Noureddine Omary : Nous sommes dans une démarche tout à fait différente, s’inscrivant dans la continuité de l’action de notre groupe de baisser le coût de financement des investissements et de l’annonce que nous avons faite, à cet égard, quand nous avons lancé notre nouveau concept «Business Project» au profit de l’entreprise. Faut-il rappeler, à ce titre, que le Crédit Populaire du Maroc a pour mission légale de financer la PME, et donc, l’investissement et que, de ce fait, nous veillons à l’amélioration de nos indicateurs de rentabilité autant que nous nous employons à assumer notre mission d’intérêt général. Parler de réaction à la mesure prise par un confrère ne nous parait pas approprié.

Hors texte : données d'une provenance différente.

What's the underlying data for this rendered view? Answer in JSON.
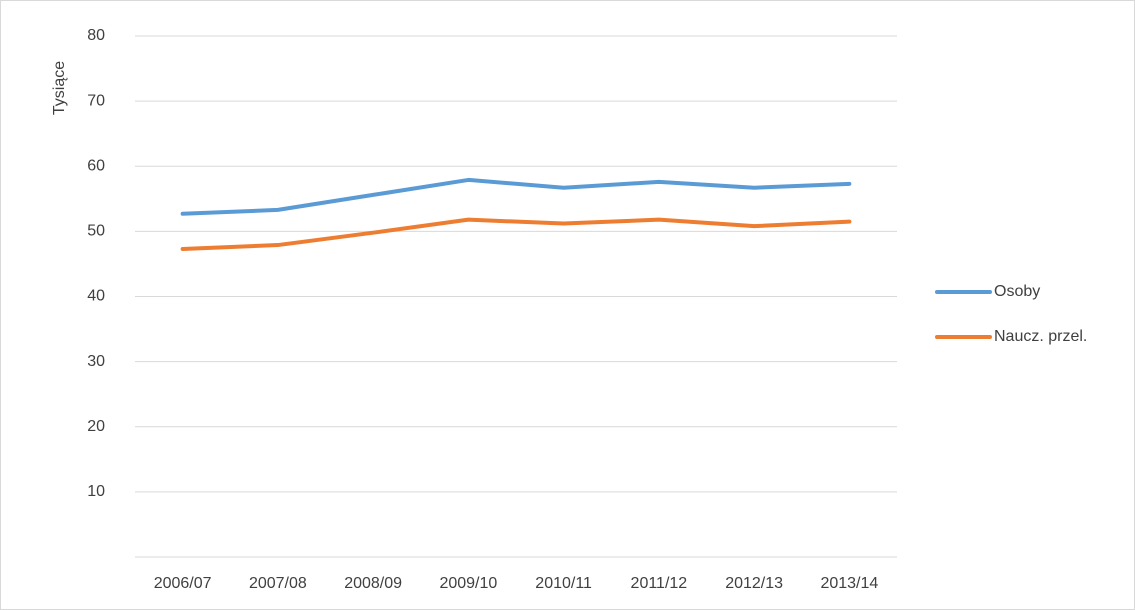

Comment appréciez-vous le climat de concurrence dans le secteur ?
D’abord, il n’a jamais été question de « carteliser » l’action des banques au détriment des intérêts de la clientèle. Ensuite, la surliquidité prévalant sur le marché et la rareté, jusqu’à une date récente, des projets finançables, a attisé la concurrence entre les banques de la place, qui ne se font aucun cadeau quand il s’agit de fidéliser leur clientèle et ouvrir leur marché. Ce qu’il faut éviter, et c’est le rôle des autorités monétaires, c’est qu’on commence à faire du dumping et de la publicité trompeuse et mensongère.

Et ce dumping existe ?
Aujourd’hui, les banques veillent à une rentabilité globale de leur relation à la clientèle. Faut-il s’organiser pour que chaque ligne de produit ou de service soit directement rentable ? La question peut se poser. En tout cas, Bank Al Maghrib (BAM), à la demande des banques d’ailleurs, a essayé de mettre en place des balises pour les taux débiteurs référencées sur les bons du Trésor, majorés d’un spread honnête tenant compte du coût moyen du risque. Chaque banque doit gérer sa politique tarifaire par rapport à ces balises et, au-delà, ses instances responsables doivent rester vigilantes pour éviter tout dérapage. Il serait hasardeux que la gestion du court terme et le souci de part de marché et des performances conjoncturelles occultent la nécessité de gérer valablement les risques à terme et mettent en danger l’équilibre du système bancaire national.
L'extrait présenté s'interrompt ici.